Managing eroded soils
Published: 25 May 2021
- Losing just one millimetre of topsoil equates to 12 tonnes per hectare and can result in yield losses of between one and six per cent.
- Long-term soil nutrient management is important as many critical nutrients need to be replaced as fertiliser.
- Soil testing can help determine phosphorus and nitrogen budgets for eroded soils.
- Re-evaluation of production zones prior to soil testing is important as erosion may have changed nutrient distribution, resulting in new high and low production zones.
- It is recommended that at least 20 per cent of the farm is soil tested each year, to allow for comparable results year-on-year.
- Cover crops or stubble retention provides soil coverage without disturbing the top layer of soil.
Dry conditions coupled with severe wind events during 2018 and 2019 caused significant erosion within some southern region cropping paddocks.
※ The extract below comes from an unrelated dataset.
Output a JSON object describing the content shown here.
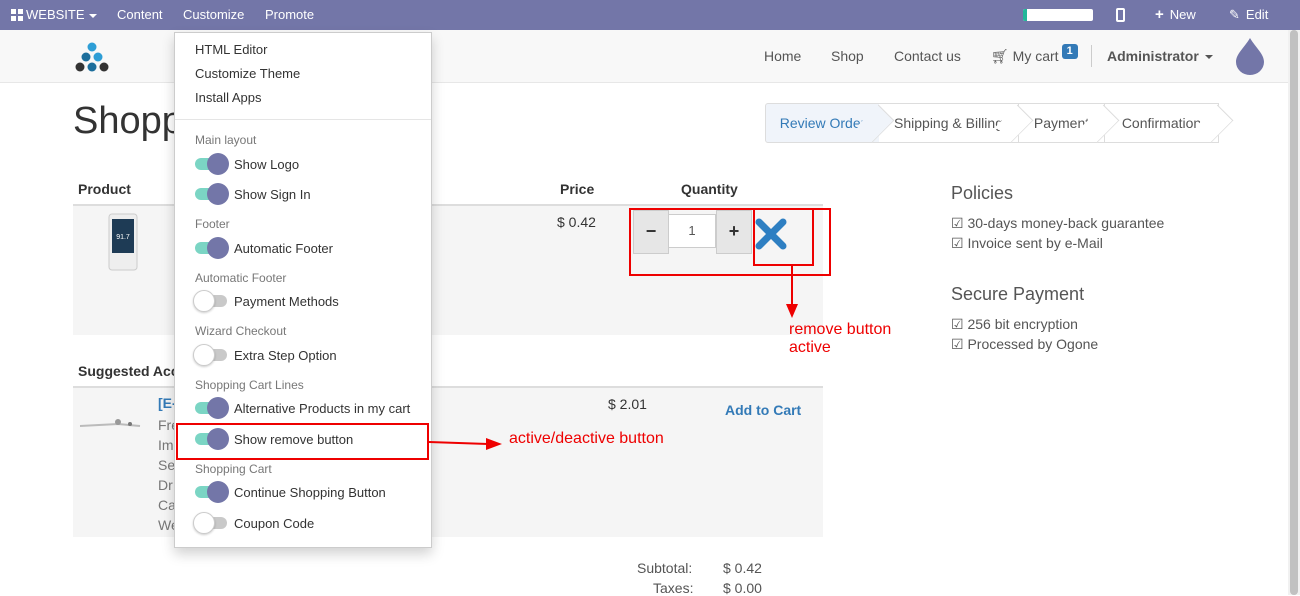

Erosion can cause a range of effects, from large dust storms which move soil particles hundreds of kilometres, to small wind events which only move finer fractions of soil a few metres across the paddock surface.
During erosion, the topsoil of paddocks settles in places where the wind slows, such as around fencelines and trees, while the finer fractions can continue moving, resulting in uneven paddocks.
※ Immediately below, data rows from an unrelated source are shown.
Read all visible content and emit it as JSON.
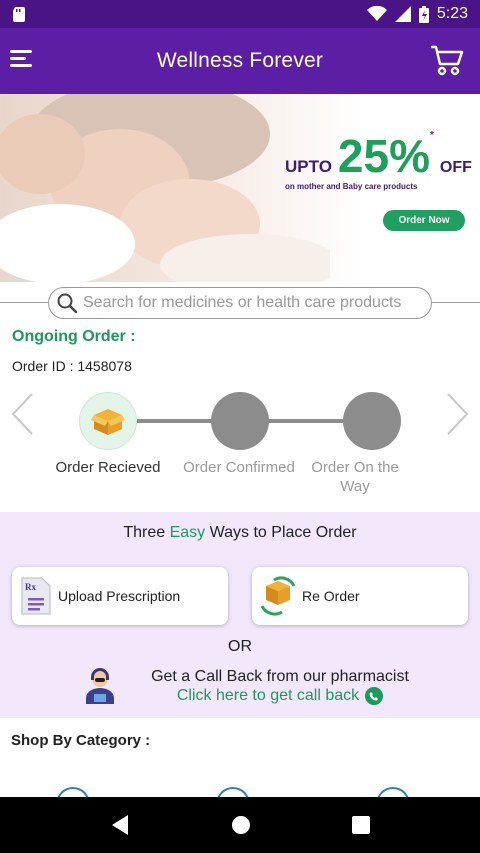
{
  "status_bar": {
    "time": "5:23"
  },
  "app_bar": {
    "title": "Wellness Forever"
  },
  "banner": {
    "upto": "UPTO",
    "percent": "25%",
    "asterisk": "*",
    "off": "OFF",
    "subtitle": "on mother and Baby care products",
    "cta": "Order Now"
  },
  "search": {
    "placeholder": "Search for medicines or health care products"
  },
  "order": {
    "heading": "Ongoing Order :",
    "id_label": "Order ID :",
    "id_value": "1458078",
    "steps": [
      {
        "label": "Order Recieved"
      },
      {
        "label": "Order Confirmed"
      },
      {
        "label": "Order On the Way"
      }
    ]
  },
  "ways": {
    "title_before": "Three",
    "title_highlight": "Easy",
    "title_after": "Ways to Place Order",
    "upload_label": "Upload Prescription",
    "reorder_label": "Re Order",
    "or_text": "OR",
    "callback_title": "Get a Call Back from our pharmacist",
    "callback_link": "Click here to get call back"
  },
  "shop": {
    "title": "Shop By Category :"
  },
  "colors": {
    "primary": "#5c1ea4",
    "status": "#4a1487",
    "accent_green": "#1a9c5b",
    "ways_bg": "#f2e7fb"
  }
}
Wind erosion occurs when there are wind speeds strong enough to dislodge the soil particles on a susceptible soil surface, such as areas with little ground cover.
The removal of valuable topsoil rich in key soil nutrients and organic matter is detrimental to soil and crop performance.
Losing just one millimetre of topsoil is the equivalent to losing up to 12 tonnes of soil per hectare and can result in a one to six per cent yield loss.